Révélé par les médias, le rapport concluait que le privé coûte plus cher que le public, sans être plus efficace. Les syndicats jugent que la provenance des topguns de Santé Québec, issus du privé, les met en conflit d’intérêts majeur : ils invitent les partis à s’engager à forcer Santé Québec à publier en toute transparence les dépenses et les prestations de soins envoyées au privé. « Il faut en finir avec le mythe avec l’efficacité du secteur privé en santé et services sociaux » résume David Bergeron-Cyr, 2e Vice-Président de la CSN. » « C’est pas vrai que c’est bon ! C’est pas vrai que c’est une solution ! C’est pas vrai que c’est complémentaire au secteur public : c’est un compétiteur ! Ça vampirise la main-d’œuvre, ça vampirise les ressources et l’argent !»
Enfin, les syndicats souhaitent que les partis s’engagent à stopper le cycle infernal qui est en train d’achever le réseau, un cercle vicieux en cours depuis 30 ans. Les coupures forcent le personnel à travailler toujours plus vite, avec moins d’équipements, moins de personnel.
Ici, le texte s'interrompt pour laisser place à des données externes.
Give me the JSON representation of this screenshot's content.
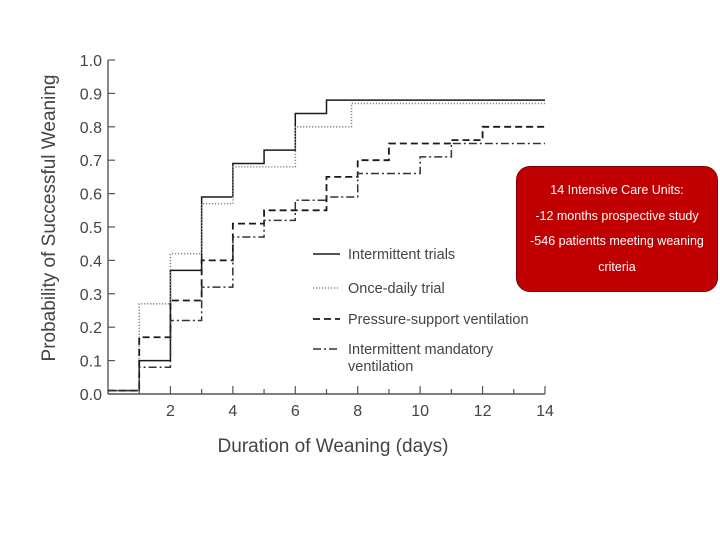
{
  "chart_data": {
    "type": "line",
    "title": "",
    "xlabel": "Duration of Weaning (days)",
    "ylabel": "Probability of Successful Weaning",
    "xlim": [
      0,
      14
    ],
    "ylim": [
      0,
      1.0
    ],
    "xticks": [
      2,
      4,
      6,
      8,
      10,
      12,
      14
    ],
    "yticks": [
      0.0,
      0.1,
      0.2,
      0.3,
      0.4,
      0.5,
      0.6,
      0.7,
      0.8,
      0.9,
      1.0
    ],
    "ytick_labels": [
      "0.0",
      "0.1",
      "0.2",
      "0.3",
      "0.4",
      "0.5",
      "0.6",
      "0.7",
      "0.8",
      "0.9",
      "1.0"
    ],
    "grid": false,
    "legend_position": "center-right",
    "series": [
      {
        "name": "Intermittent trials",
        "style": "solid",
        "steps": [
          [
            0,
            0.01
          ],
          [
            1,
            0.1
          ],
          [
            2,
            0.37
          ],
          [
            3,
            0.59
          ],
          [
            4,
            0.69
          ],
          [
            5,
            0.73
          ],
          [
            6,
            0.84
          ],
          [
            7,
            0.88
          ],
          [
            14,
            0.88
          ]
        ]
      },
      {
        "name": "Once-daily trial",
        "style": "dotted",
        "steps": [
          [
            0,
            0.01
          ],
          [
            1,
            0.27
          ],
          [
            2,
            0.42
          ],
          [
            3,
            0.57
          ],
          [
            4,
            0.68
          ],
          [
            6,
            0.8
          ],
          [
            7.8,
            0.87
          ],
          [
            14,
            0.87
          ]
        ]
      },
      {
        "name": "Pressure-support ventilation",
        "style": "dashed",
        "steps": [
          [
            0,
            0.01
          ],
          [
            1,
            0.17
          ],
          [
            2,
            0.28
          ],
          [
            3,
            0.4
          ],
          [
            4,
            0.51
          ],
          [
            5,
            0.55
          ],
          [
            7,
            0.65
          ],
          [
            8,
            0.7
          ],
          [
            9,
            0.75
          ],
          [
            11,
            0.76
          ],
          [
            12,
            0.8
          ],
          [
            14,
            0.8
          ]
        ]
      },
      {
        "name": "Intermittent mandatory ventilation",
        "style": "dashdot",
        "steps": [
          [
            0,
            0.01
          ],
          [
            1,
            0.08
          ],
          [
            2,
            0.22
          ],
          [
            3,
            0.32
          ],
          [
            4,
            0.47
          ],
          [
            5,
            0.52
          ],
          [
            6,
            0.58
          ],
          [
            7,
            0.59
          ],
          [
            8,
            0.66
          ],
          [
            10,
            0.71
          ],
          [
            11,
            0.75
          ],
          [
            12,
            0.75
          ],
          [
            14,
            0.75
          ]
        ]
      }
    ]
  },
  "legend": {
    "items": [
      {
        "label": "Intermittent trials",
        "style": "solid"
      },
      {
        "label": "Once-daily trial",
        "style": "dotted"
      },
      {
        "label": "Pressure-support ventilation",
        "style": "dashed"
      },
      {
        "label_lines": [
          "Intermittent mandatory",
          "ventilation"
        ],
        "style": "dashdot"
      }
    ]
  },
  "callout": {
    "lines": [
      "14 Intensive Care Units:",
      "-12 months prospective study",
      "-546 patientts meeting weaning",
      "criteria"
    ],
    "background_color": "#c00000",
    "text_color": "#ffffff"
  },
  "colors": {
    "line": "#1a1a1a",
    "axis": "#555555",
    "text": "#444444"
  }
}
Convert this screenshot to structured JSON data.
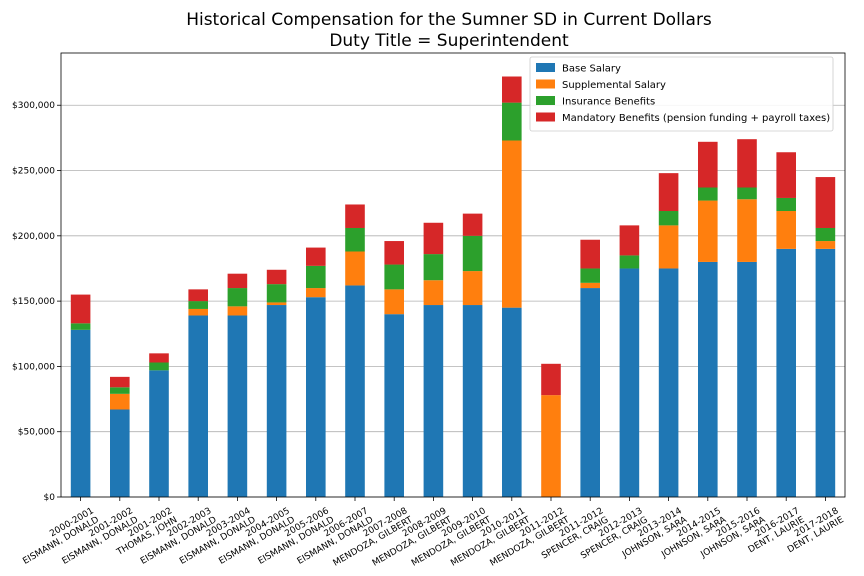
{
  "chart_data": {
    "type": "bar",
    "stacked": true,
    "title": "Historical Compensation for the Sumner SD in Current Dollars",
    "subtitle": "Duty Title = Superintendent",
    "xlabel": "",
    "ylabel": "",
    "ylim": [
      0,
      340000
    ],
    "yticks": [
      0,
      50000,
      100000,
      150000,
      200000,
      250000,
      300000
    ],
    "ytick_labels": [
      "$0",
      "$50,000",
      "$100,000",
      "$150,000",
      "$200,000",
      "$250,000",
      "$300,000"
    ],
    "grid": "horizontal",
    "legend_position": "top-right",
    "categories": [
      [
        "2000-2001",
        "EISMANN, DONALD"
      ],
      [
        "2001-2002",
        "EISMANN, DONALD"
      ],
      [
        "2001-2002",
        "THOMAS, JOHN"
      ],
      [
        "2002-2003",
        "EISMANN, DONALD"
      ],
      [
        "2003-2004",
        "EISMANN, DONALD"
      ],
      [
        "2004-2005",
        "EISMANN, DONALD"
      ],
      [
        "2005-2006",
        "EISMANN, DONALD"
      ],
      [
        "2006-2007",
        "EISMANN, DONALD"
      ],
      [
        "2007-2008",
        "MENDOZA, GILBERT"
      ],
      [
        "2008-2009",
        "MENDOZA, GILBERT"
      ],
      [
        "2009-2010",
        "MENDOZA, GILBERT"
      ],
      [
        "2010-2011",
        "MENDOZA, GILBERT"
      ],
      [
        "2011-2012",
        "MENDOZA, GILBERT"
      ],
      [
        "2011-2012",
        "SPENCER, CRAIG"
      ],
      [
        "2012-2013",
        "SPENCER, CRAIG"
      ],
      [
        "2013-2014",
        "JOHNSON, SARA"
      ],
      [
        "2014-2015",
        "JOHNSON, SARA"
      ],
      [
        "2015-2016",
        "JOHNSON, SARA"
      ],
      [
        "2016-2017",
        "DENT, LAURIE"
      ],
      [
        "2017-2018",
        "DENT, LAURIE"
      ]
    ],
    "series": [
      {
        "name": "Base Salary",
        "color": "#1f77b4",
        "values": [
          128000,
          67000,
          97000,
          139000,
          139000,
          147000,
          153000,
          162000,
          140000,
          147000,
          147000,
          145000,
          0,
          160000,
          175000,
          175000,
          180000,
          180000,
          190000,
          190000
        ]
      },
      {
        "name": "Supplemental Salary",
        "color": "#ff7f0e",
        "values": [
          0,
          12000,
          0,
          5000,
          7000,
          2000,
          7000,
          26000,
          19000,
          19000,
          26000,
          128000,
          78000,
          4000,
          0,
          33000,
          47000,
          48000,
          29000,
          6000
        ]
      },
      {
        "name": "Insurance Benefits",
        "color": "#2ca02c",
        "values": [
          5000,
          5000,
          6000,
          6000,
          14000,
          14000,
          17000,
          18000,
          19000,
          20000,
          27000,
          29000,
          0,
          11000,
          10000,
          11000,
          10000,
          9000,
          10000,
          10000
        ]
      },
      {
        "name": "Mandatory Benefits (pension funding + payroll taxes)",
        "color": "#d62728",
        "values": [
          22000,
          8000,
          7000,
          9000,
          11000,
          11000,
          14000,
          18000,
          18000,
          24000,
          17000,
          20000,
          24000,
          22000,
          23000,
          29000,
          35000,
          37000,
          35000,
          39000
        ]
      }
    ]
  }
}
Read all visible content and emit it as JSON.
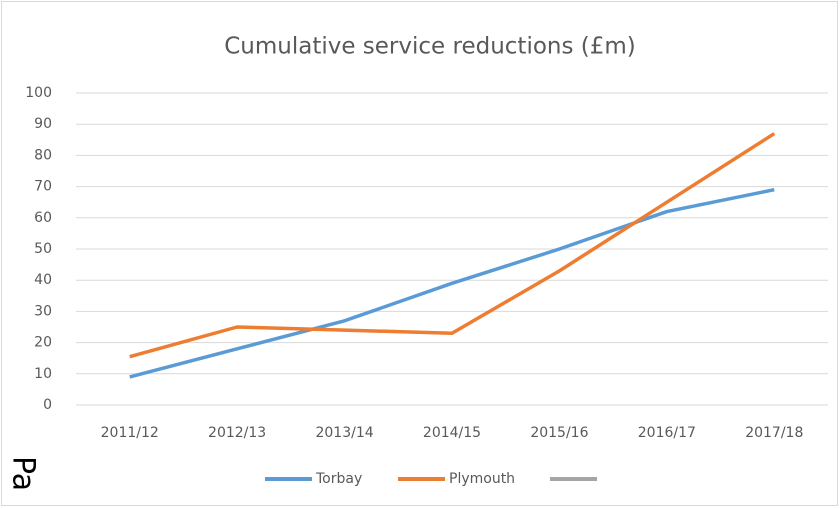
{
  "chart_data": {
    "type": "line",
    "title": "Cumulative service reductions (£m)",
    "categories": [
      "2011/12",
      "2012/13",
      "2013/14",
      "2014/15",
      "2015/16",
      "2016/17",
      "2017/18"
    ],
    "series": [
      {
        "name": "Torbay",
        "color": "#5b9bd5",
        "values": [
          9,
          18,
          27,
          39,
          50,
          62,
          69
        ]
      },
      {
        "name": "Plymouth",
        "color": "#ed7d31",
        "values": [
          15.5,
          25,
          24,
          23,
          43,
          65,
          87
        ]
      }
    ],
    "ylim": [
      0,
      100
    ],
    "yticks": [
      0,
      10,
      20,
      30,
      40,
      50,
      60,
      70,
      80,
      90,
      100
    ],
    "grid": true,
    "legend": "bottom"
  },
  "side_text": "Pa"
}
Cette cadence insoutenable aggrave la surcharge des équipes, cause un épuisement chronique et généralisé du personnel, réduit la vigilance et mène à une hausse vertigineuse des accidents de travail et des arrêts maladie. Il faut cesser d’exiger du personnel d’en faire toujours plus avec moins. Il est urgent que les partis s’engagent à mettre fin au gel d’embauche du personnel administratif, à injecter des budgets d’urgence en prévention et en formation de santé-sécurité et à instaurer un mécanisme assurant que les dépenses en santé soient à la hauteur des besoins de la population.
Faire le bon choix pour le Québec qu’on veut
Relevant enfin la contradiction d’une élection démocratique dans laquelle les syndicats sont légalement tenus au silence, les porte-paroles des syndicats ont plutôt invité leurs membres à s’intéresser activement à la campagne et aux programmes de tous les partis, à parler de leurs enjeux de travail aux personnes candidates qui iront à leur rencontre dans les prochaines semaines et à oser leur poser des questions, le tout pour faire leur propre choix de façon éclairée. Quand on élit un gouvernement qui deviendra par le fait même notre propre employeur, ce n’est pas une décision à prendre à la légère !
« Quand les candidats viendront cogner à votre porte, gardez-les plus longtemps, posez-leur des questions. C’est le mandat que je vous donne aujourd’hui » a lancé comme défi Patricia Rivest, Présidente du Conseil Central de
Lanaudière – CSN. « Est-ce que ça va rester comme ça dans votre futur gouvernement ? Est-ce que ça va s’arrêter d’être épuisé ? Est-ce qu’on va être remplacé ? Posez-leur la question ! »
Les syndicats et l’ensemble des personnes présentes souhaitent au Québec une élection courageuse, engageante, et dynamique. Une élection positive, basée sur le dialogue collectif et des informations vraies. Enfin, une élection non pas dévoyée par des promesses en l’air, des combats d’ego et des projets déconnectés des besoins de la population, mais plutôt axée sur les véritables priorités, besoins et aspirations individuelles et collectives des Québécoises et des Québécois.
À propos
Le Syndicat des travailleuses et travailleurs du CISSS de Lanaudière (CSN) et le Syndicat des travailleuses et travailleurs des Laurentides en santé et services sociaux (CSN) représentent respectivement environ 7000 et 8400 membres des catégories d’emploi numéro 2 et 3 du réseau de la santé. Ils sont affiliés aux conseils centraux des Laurentides et de Lanaudière, à la Fédération de la santé et des services sociaux (FSSS-CSN) et à la CSN.